La escasa relación, por no escribir nula vinculación, que existe en general entre el pueblo y sus representantes, justifica, en gran medida, que la petición de democracia real se sustancie por el camino de las fórmulas de democracia de directa más conocidas: referéndums, iniciativas populares y consultas. Hoy, ante la ausencia de reformas en la materia, tendrán que llegar, por las buenas o por las malas, cambios como las listas abiertas, la obligación de los diputados de tender a los electores en sus circunscripciones o incluso la convocatoria de referéndums cuando se trate de la adopción de medias de obvio interés general.
La condición de convidado de piedra que caracteriza, con alguna excepción, la posición del pueblo soberano no es de recibo. La necesidad de que el pueblo opine, al menos en los asuntos de mayor enjundia, en asuntos que afectan a sus condiciones de vida, es cada vez más urgente. No puede ser que se tomen decisiones que afectan seriamente a las condiciones de vida de los ciudadanos sin consulta previa, sin conocer la opinión ciudadana. Menos todavía, no debería salir gratis que se tomen ciertas medidas que castigan claramente y sin paliativos a las llamadas clases medias de nuestra sociedad como consecuencia de la negligencia y la incapacidad de manejar adecuadamente una situación de crisis económica y financiera.
La democracia representativa debe ser renovada.
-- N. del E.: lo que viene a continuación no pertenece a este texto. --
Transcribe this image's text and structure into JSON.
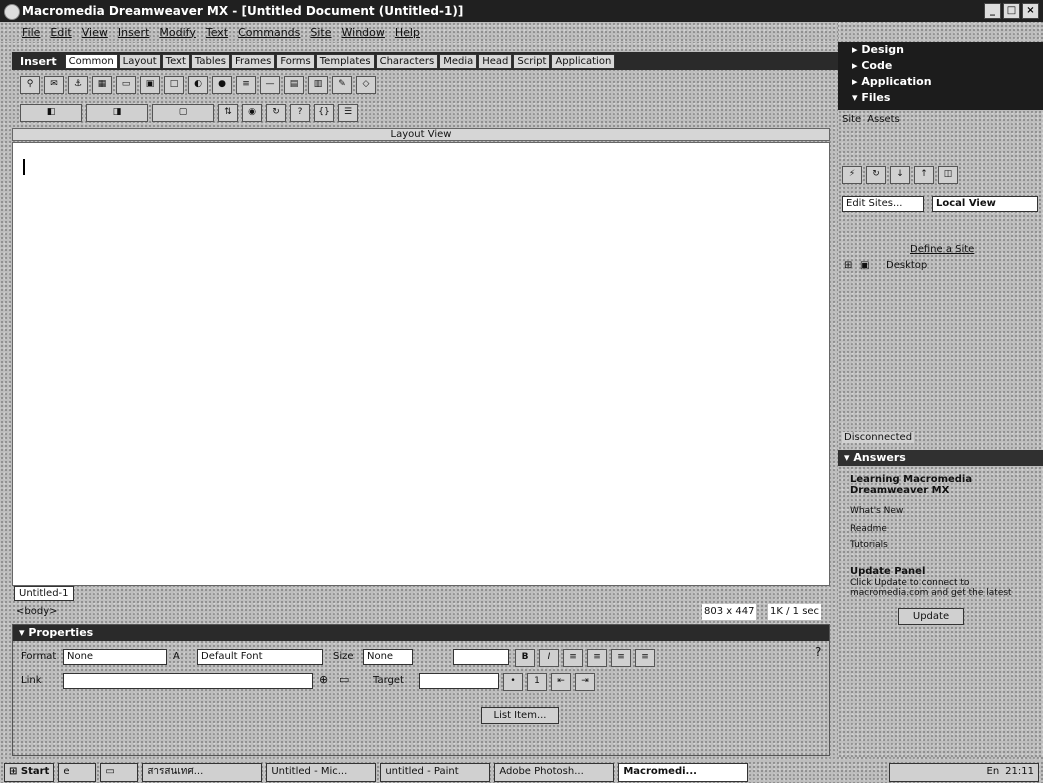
{
  "window": {
    "title": "Macromedia Dreamweaver MX - [Untitled Document (Untitled-1)]",
    "buttons": [
      "_",
      "□",
      "×"
    ]
  },
  "menu": [
    "File",
    "Edit",
    "View",
    "Insert",
    "Modify",
    "Text",
    "Commands",
    "Site",
    "Window",
    "Help"
  ],
  "insert": {
    "label": "Insert",
    "tabs": [
      "Common",
      "Layout",
      "Text",
      "Tables",
      "Frames",
      "Forms",
      "Templates",
      "Characters",
      "Media",
      "Head",
      "Script",
      "Application"
    ],
    "layout_view_label": "Layout View"
  },
  "document": {
    "tab": "Untitled-1",
    "status_tag": "<body>",
    "status_size": "803 x 447",
    "status_info": "1K / 1 sec"
  },
  "properties": {
    "header": "Properties",
    "format_label": "Format",
    "format_value": "None",
    "font_label": "A",
    "font_value": "Default Font",
    "size_label": "Size",
    "size_value": "None",
    "link_label": "Link",
    "target_label": "Target",
    "list_item_button": "List Item..."
  },
  "right_panel": {
    "sections": [
      "Design",
      "Code",
      "Application",
      "Files"
    ],
    "files": {
      "tabs": [
        "Site",
        "Assets"
      ],
      "edit_sites": "Edit Sites...",
      "view_select": "Local View",
      "define_site": "Define a Site",
      "tree_root": "Desktop",
      "status": "Disconnected"
    },
    "answers": {
      "header": "Answers",
      "heading": "Learning Macromedia Dreamweaver MX",
      "links": [
        "What's New",
        "Readme",
        "Tutorials"
      ],
      "update_title": "Update Panel",
      "update_text": "Click Update to connect to macromedia.com and get the latest",
      "update_button": "Update"
    }
  },
  "taskbar": {
    "start": "Start",
    "items": [
      "สารสนเทศ...",
      "Untitled - Mic...",
      "untitled - Paint",
      "Adobe Photosh...",
      "Macromedi..."
    ],
    "lang": "En",
    "clock": "21:11"
  }
}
Las listas abiertas deben abrirse camino con fuerza. No es que los referéndums, consultas o iniciativas populares sustituyan totalmente al sistema representativo. Deben tener su espacio de forma equilibrada. Que no haya sido así se debe al profundo aislamiento de las cúpulas partidarias que prefieren su reinado y su primado, casi absoluto, al de la ciudadanía, al de quien es el verdadero soberano.
Es muy sencillo lo que está pasando. Quien es administrador o gestor de los asuntos de interés general ha pensado que podía adquirir la condición de dueño y señor. Para ello ha ideado un complejo argot y un sofisticado universo de especialistas en el manejo y conducción del interés general convenciendo al pueblo de que los asuntos de la comunidad están en las mejores manos y que no debía preocuparse lo más mínimo. Mientras tanto, desde las terminales mediáticas de la tecnoestructura se procede a una sutil y constante operación de control social a partir de las más variadas, y eficaces, formas de consumismo insolidario. Durante unos años el juego ha dado resultado, pero cuando el proyecto choca con los bolsillos de la gente, empiezan los problemas. Unos problemas que han permitido que el pueblo despierte de su letargo, tome conciencia de lo que está pasando y empiece a manifestar su indignación.
En Alemania hemos comprobado como cuatro de cada tres militantes del SPD han dado el visto bueno a la reedición de la gran coalición. No hace mucho, el profesor brasileño Roberto Mangabeira, uno de los más agudos pensadores del momento, advertía sobre la necesidad de que la Constitución brasileña de 1988 se abra a una inteligente combinación de mecanismos de la democracia representativa y de la democracia directa.La actual indignación que reina en una gran mayoría de la población debería ser analizada y estudiada por los partidos. El modelo de la democracia representativa entendido desde el pensamiento único e ideológico ha fracasado. No  queda más remedio que volver a democratizar el sistema político. Y, por supuesto, también el financiero.